Seasons change. There's not much you can do about it.

Sometimes you welcome it. Sometimes you need to break a mood, change the colors, get a little cold air into your lungs just to remember what it's like. Just to have something different to work from. Especially in the South where it's like we get the microwave dinner version of things. The weather never really gets radically different. Down here the leaves fall so quickly, there's barely any time to appreciate the colors as they go.

I like winter. I don't know if I like it so much better than summer, but I really enjoy having a little chill in the air. I wish it would snow here. That there could be that much of a change outside to somehow separate this time from the other parts of the year.
Especially this year..
But you make due.

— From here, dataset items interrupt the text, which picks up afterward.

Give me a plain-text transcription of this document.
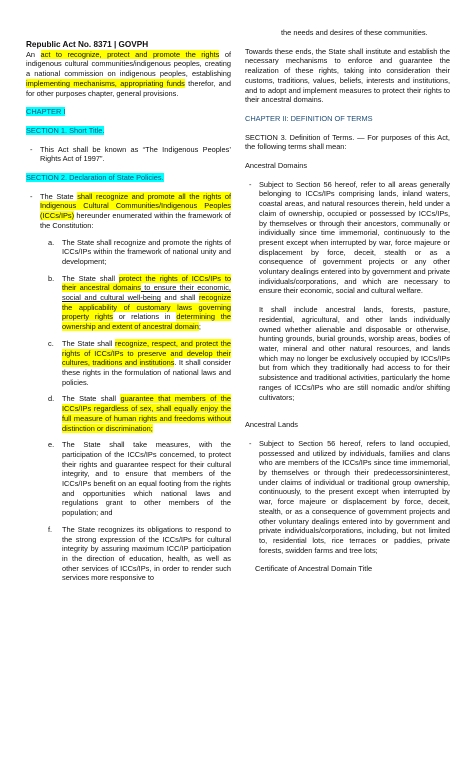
Republic Act No. 8371 | GOVPH

An act to recognize, protect and promote the rights of indigenous cultural communities/indigenous peoples, creating a national commission on indigenous peoples, establishing implementing mechanisms, appropriating funds therefor, and for other purposes chapter, general provisions.

CHAPTER I

SECTION 1. Short Title.

-	This Act shall be known as “The Indigenous Peoples’ Rights Act of 1997”.

SECTION 2. Declaration of State Policies.

-	The State shall recognize and promote all the rights of Indigenous Cultural Communities/Indigenous Peoples (ICCs/IPs) hereunder enumerated within the framework of the Constitution:
a.	The State shall recognize and promote the rights of ICCs/IPs within the framework of national unity and development;
b.	The State shall protect the rights of ICCs/IPs to their ancestral domains to ensure their economic, social and cultural well-being and shall recognize the applicability of customary laws governing property rights or relations in determining the ownership and extent of ancestral domain;
c.	The State shall recognize, respect, and protect the rights of ICCs/IPs to preserve and develop their cultures, traditions and institutions. It shall consider these rights in the formulation of national laws and policies.
d.	The State shall guarantee that members of the ICCs/IPs regardless of sex, shall equally enjoy the full measure of human rights and freedoms without distinction or discrimination;
e.	The State shall take measures, with the participation of the ICCs/IPs concerned, to protect their rights and guarantee respect for their cultural integrity, and to ensure that members of the ICCs/IPs benefit on an equal footing from the rights and opportunities which national laws and regulations grant to other members of the population; and
f.	The State recognizes its obligations to respond to the strong expression of the ICCs/IPs for cultural integrity by assuring maximum ICC/IP participation in the direction of education, health, as well as other services of ICCs/IPs, in order to render such services more responsive to

the needs and desires of these communities.

Towards these ends, the State shall institute and establish the necessary mechanisms to enforce and guarantee the realization of these rights, taking into consideration their customs, traditions, values, beliefs, interests and institutions, and to adopt and implement measures to protect their rights to their ancestral domains.

CHAPTER II: DEFINITION OF TERMS

SECTION 3. Definition of Terms. — For purposes of this Act, the following terms shall mean:

Ancestral Domains

-	Subject to Section 56 hereof, refer to all areas generally belonging to ICCs/IPs comprising lands, inland waters, coastal areas, and natural resources therein, held under a claim of ownership, occupied or possessed by ICCs/IPs, by themselves or through their ancestors, communally or individually since time immemorial, continuously to the present except when interrupted by war, force majeure or displacement by force, deceit, stealth or as a consequence of government projects or any other voluntary dealings entered into by government and private individuals/corporations, and which are necessary to ensure their economic, social and cultural welfare.

It shall include ancestral lands, forests, pasture, residential, agricultural, and other lands individually owned whether alienable and disposable or otherwise, hunting grounds, burial grounds, worship areas, bodies of water, mineral and other natural resources, and lands which may no longer be exclusively occupied by ICCs/IPs but from which they traditionally had access to for their subsistence and traditional activities, particularly the home ranges of ICCs/IPs who are still nomadic and/or shifting cultivators;

Ancestral Lands

-	Subject to Section 56 hereof, refers to land occupied, possessed and utilized by individuals, families and clans who are members of the ICCs/IPs since time immemorial, by themselves or through their predecessorsininterest, under claims of individual or traditional group ownership, continuously, to the present except when interrupted by war, force majeure or displacement by force, deceit, stealth, or as a consequence of government projects and other voluntary dealings entered into by government and private individuals/corporations, including, but not limited to, residential lots, rice terraces or paddies, private forests, swidden farms and tree lots;

Certificate of Ancestral Domain Title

You get by.

All I know is that this break from work can't come soon enough. There are so many things I need to do. So many things I want to do. I want to travel. Get away a little bit -- see my brother and his family, get back to New York, or even points west. Maybe it's because the word "family" has such a different meaning for me this year - but I don't particuarly want to be alone this holiday season.
Or maybe I do.
Some nights I get home and just sink into the couch, lose myself into whatevers blinking on the television screen in front of me. Still some other nights I have to get out and find crowds of people, strangers in arms. There are nights in front of computer screens, and phone calls that you hope will never end. I go back and forth on these tides.. wondering why the path isn't clear, going with whatever instinct feels the strongest at the time.

But lately with every new thing that I discover, it's like something else seems to slip away. Like I'm trying to hold on to leaves on branches even when I know it's time for them to fall. Like I can't let go of things that have to be released. Like I don't know how to open my arms up to the things that lie ahead of me.

Some nights it's like I've got it wired. Then sometimes I feel like I don't have any idea what I'm doing. And it's frustrating to feel like I don't have enough focus for everything that I need to be doing. Like I can only attend to the most desperate thing that I've got going at any given moment, which leaves everything else vulnerable to the tides rolling in all around my feet.

Winter's here. I'm glad for the change.
But sometimes I wonder if I'm ready for the cold.
Or if I even know what true cold is like at all.